If new to running really need to ease into it slowly...just cut back with a few extra rest days and then slowly start building up again. Your body will slowly and surely get used to and adapt to your new running life. Also - maybe get yourself a foam roller and start rolling out that ITBS.
Dont worry I've been running for years and I got problems with my ITB. Managed to get a run today but definitely will be resting 2 days before my long Saturday run. I usually Ice lots and pop a few pills. I have also started doing exercises to help as its a common injury for me when I run anything over 40 miles a week. So rest Ice and do strengthening exercises
I am recovering from an ITB injury 4 months ago. I stopped running completely for about 4/5 weeks and saw a physio who confirmed the injury, started treating me and then gave me some exercises to do. It's a slow process coming back and you need to be careful to build up very gradually. It's also important that you maintain the exercises the physio gives you to do as, I stopped, and the injury came back. Since then I have maintained them and am on the way back. What I would say is that you would possibly only need a couple of visits to the physio; I went 6 times and didnt feel that I was benefitting much after the first couple but that will be a personal thing. And, as 15West says, get yourself a roller and use it as much as you can
Thanks for the replies. I picked up a foam roller yesterday. Is there a limit to how long or much I should use it per day?
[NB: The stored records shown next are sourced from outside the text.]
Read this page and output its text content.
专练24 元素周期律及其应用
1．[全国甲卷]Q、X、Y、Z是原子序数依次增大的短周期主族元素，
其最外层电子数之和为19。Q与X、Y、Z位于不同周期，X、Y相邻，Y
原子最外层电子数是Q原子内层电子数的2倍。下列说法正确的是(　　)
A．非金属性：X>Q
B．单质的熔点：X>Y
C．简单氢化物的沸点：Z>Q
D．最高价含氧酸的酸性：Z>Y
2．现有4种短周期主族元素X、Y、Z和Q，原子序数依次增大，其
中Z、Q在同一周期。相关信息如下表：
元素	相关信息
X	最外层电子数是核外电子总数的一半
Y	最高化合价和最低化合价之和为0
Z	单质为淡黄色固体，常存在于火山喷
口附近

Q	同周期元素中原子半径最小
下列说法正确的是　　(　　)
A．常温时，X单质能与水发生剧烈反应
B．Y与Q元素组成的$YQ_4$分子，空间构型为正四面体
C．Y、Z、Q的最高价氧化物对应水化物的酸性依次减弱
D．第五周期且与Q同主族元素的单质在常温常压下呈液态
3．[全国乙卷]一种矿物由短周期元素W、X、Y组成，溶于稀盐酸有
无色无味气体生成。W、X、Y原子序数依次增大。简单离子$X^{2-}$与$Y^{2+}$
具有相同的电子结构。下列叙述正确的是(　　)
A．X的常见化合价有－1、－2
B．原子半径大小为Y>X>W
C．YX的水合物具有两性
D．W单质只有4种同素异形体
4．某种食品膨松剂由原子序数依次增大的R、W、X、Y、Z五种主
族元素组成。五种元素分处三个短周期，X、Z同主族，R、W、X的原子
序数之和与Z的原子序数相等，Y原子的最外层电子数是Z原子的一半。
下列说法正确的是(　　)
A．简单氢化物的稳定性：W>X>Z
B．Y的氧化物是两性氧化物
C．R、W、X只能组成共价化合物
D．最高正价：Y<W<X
I started to do some exercises and scratches last night, felt a lot less pain this morning, normally I wake up and it's really stiff/sore getting out of bed.
When I use the roller it still hurts me so I limit it to 10 mins rolling of the ITB each session. The more you can do it the more you will benefit but I have heard people say you can overdo so you will just have to judge when to stop. Maybe 2 or 3 sessions of 10 minutes each per day ?
The only thing I've found that works is foam rolling.
I do 2 minutes on each leg twice, twice a day. I've continued since the problem has gone and 3 months later still not had a recurrence
Thanks that helps a lot.
I used it this morning for like a minute or two and assumed that was maybe to long!
I am yet to find a foam roller that lasts more than 2 months before mis-shaping - any recommendations welcome
I've had mine for ages... from 66fit on amazon!